6. There are very-rich corporate and plaintiff tort lawyers who could address the slumber of the 50-state Bar Associations and the American Bar Association. They are supposed to be the First Responders to the destruction of the Rule of Law and our Constitution by the Rule of Raw Power criminal attacks by the Trump regime. Recall Trump’s 2019 declaration, “With Article II, I can do whatever I want as President,” which he is exhibiting every day with his brazen, boasting serial violations and blatant racism.
Waking up the legal profession would receive support from both lawyers who see themselves as Republicans or Democrats. They just need jump-start leadership—as the lessons of reformist history demonstrate time and time again. (See our letter to the Bar Associations.)

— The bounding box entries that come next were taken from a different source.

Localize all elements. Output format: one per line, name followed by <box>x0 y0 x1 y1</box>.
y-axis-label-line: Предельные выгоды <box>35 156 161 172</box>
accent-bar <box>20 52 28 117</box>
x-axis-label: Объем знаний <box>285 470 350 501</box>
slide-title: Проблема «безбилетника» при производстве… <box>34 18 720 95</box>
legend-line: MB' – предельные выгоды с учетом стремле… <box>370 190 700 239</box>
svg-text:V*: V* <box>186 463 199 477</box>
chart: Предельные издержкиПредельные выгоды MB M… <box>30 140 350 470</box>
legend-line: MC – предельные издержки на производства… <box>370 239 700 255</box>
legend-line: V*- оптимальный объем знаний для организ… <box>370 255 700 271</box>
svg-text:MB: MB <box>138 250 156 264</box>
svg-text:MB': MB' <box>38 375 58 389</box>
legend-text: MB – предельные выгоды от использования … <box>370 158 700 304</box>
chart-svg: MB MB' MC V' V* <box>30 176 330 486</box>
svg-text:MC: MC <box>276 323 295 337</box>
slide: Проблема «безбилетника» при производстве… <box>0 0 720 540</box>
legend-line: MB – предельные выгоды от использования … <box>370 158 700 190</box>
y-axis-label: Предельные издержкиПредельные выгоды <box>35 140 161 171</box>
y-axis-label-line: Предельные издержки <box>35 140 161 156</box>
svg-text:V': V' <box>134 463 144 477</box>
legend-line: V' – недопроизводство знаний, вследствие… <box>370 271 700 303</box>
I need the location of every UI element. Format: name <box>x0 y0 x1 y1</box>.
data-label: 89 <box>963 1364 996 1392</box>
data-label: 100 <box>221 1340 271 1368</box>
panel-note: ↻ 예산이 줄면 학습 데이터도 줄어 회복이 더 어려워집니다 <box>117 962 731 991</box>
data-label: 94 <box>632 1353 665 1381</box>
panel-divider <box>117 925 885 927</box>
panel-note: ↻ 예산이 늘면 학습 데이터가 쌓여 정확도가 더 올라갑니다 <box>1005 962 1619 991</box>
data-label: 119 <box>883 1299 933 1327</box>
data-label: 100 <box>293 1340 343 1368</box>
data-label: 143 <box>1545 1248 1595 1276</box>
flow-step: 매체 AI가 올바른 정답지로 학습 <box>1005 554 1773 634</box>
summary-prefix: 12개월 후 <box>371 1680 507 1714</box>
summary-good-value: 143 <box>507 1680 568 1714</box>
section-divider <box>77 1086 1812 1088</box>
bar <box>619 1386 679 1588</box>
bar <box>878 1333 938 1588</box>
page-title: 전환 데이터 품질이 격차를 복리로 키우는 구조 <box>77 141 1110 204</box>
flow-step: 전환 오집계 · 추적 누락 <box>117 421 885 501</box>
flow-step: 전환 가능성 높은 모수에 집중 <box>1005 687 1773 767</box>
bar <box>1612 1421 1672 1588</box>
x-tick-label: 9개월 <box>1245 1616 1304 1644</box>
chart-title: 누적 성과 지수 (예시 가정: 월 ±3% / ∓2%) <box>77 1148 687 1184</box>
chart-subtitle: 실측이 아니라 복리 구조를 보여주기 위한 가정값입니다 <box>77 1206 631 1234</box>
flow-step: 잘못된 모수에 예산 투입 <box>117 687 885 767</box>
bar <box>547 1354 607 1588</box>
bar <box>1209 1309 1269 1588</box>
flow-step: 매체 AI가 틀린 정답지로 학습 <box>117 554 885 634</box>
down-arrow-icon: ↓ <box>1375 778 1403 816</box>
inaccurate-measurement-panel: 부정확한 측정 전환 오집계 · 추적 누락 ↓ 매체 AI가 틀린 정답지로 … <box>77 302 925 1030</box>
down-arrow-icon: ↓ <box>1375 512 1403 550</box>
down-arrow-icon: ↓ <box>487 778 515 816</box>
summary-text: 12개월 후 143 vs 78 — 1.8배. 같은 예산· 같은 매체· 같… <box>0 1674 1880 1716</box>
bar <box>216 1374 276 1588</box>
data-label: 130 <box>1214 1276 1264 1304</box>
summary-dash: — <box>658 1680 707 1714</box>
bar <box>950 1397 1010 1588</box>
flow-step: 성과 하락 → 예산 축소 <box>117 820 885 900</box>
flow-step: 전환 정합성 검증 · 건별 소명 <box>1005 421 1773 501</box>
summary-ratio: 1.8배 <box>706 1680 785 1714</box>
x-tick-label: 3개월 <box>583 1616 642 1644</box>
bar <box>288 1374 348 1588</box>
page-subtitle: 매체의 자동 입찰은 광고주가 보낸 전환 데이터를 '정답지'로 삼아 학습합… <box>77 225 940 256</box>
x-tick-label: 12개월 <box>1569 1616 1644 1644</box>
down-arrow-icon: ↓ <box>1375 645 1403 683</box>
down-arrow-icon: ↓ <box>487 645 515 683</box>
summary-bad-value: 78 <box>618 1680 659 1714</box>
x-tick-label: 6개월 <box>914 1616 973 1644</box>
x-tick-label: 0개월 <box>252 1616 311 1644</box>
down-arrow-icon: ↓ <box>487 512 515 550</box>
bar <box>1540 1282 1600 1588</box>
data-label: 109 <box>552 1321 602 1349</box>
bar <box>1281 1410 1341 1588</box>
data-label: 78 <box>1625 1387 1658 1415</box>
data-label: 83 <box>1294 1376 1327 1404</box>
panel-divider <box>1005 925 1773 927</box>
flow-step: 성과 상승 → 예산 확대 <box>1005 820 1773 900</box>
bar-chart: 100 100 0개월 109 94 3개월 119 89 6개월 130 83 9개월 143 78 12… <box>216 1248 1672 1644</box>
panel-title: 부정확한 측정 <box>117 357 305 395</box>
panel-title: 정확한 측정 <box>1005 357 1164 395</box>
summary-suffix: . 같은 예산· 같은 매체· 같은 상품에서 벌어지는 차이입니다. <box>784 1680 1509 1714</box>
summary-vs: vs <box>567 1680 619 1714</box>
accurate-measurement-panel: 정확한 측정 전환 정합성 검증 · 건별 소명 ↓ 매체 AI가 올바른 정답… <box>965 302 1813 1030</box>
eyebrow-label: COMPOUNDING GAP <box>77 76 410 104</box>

7. Finally, a prostrate GOP-dominated Congress is facilitating or enabling, contrary to their sworn vows to uphold the Constitution and the faithful execution of the laws, the deepening fascist state driven by the White House’s seizure of authority exclusively given to Congress by our Founding Fathers. This project would activate the grassroots, which has been calling for strong action at Town Meetings nationwide.
The Super Rich are sitting on trillions of dollars of “dead money.” It only takes a few dozen of them to save the Republic with “live money” comprising a fraction of 1% of their assets. Most of them are looking over their shoulder to see who takes the first steps.
Who takes the first steps? Aristotle had the answer over 2,000 years ago. He said, “Courage is the first of human qualities because it is the quality which guarantees the others.”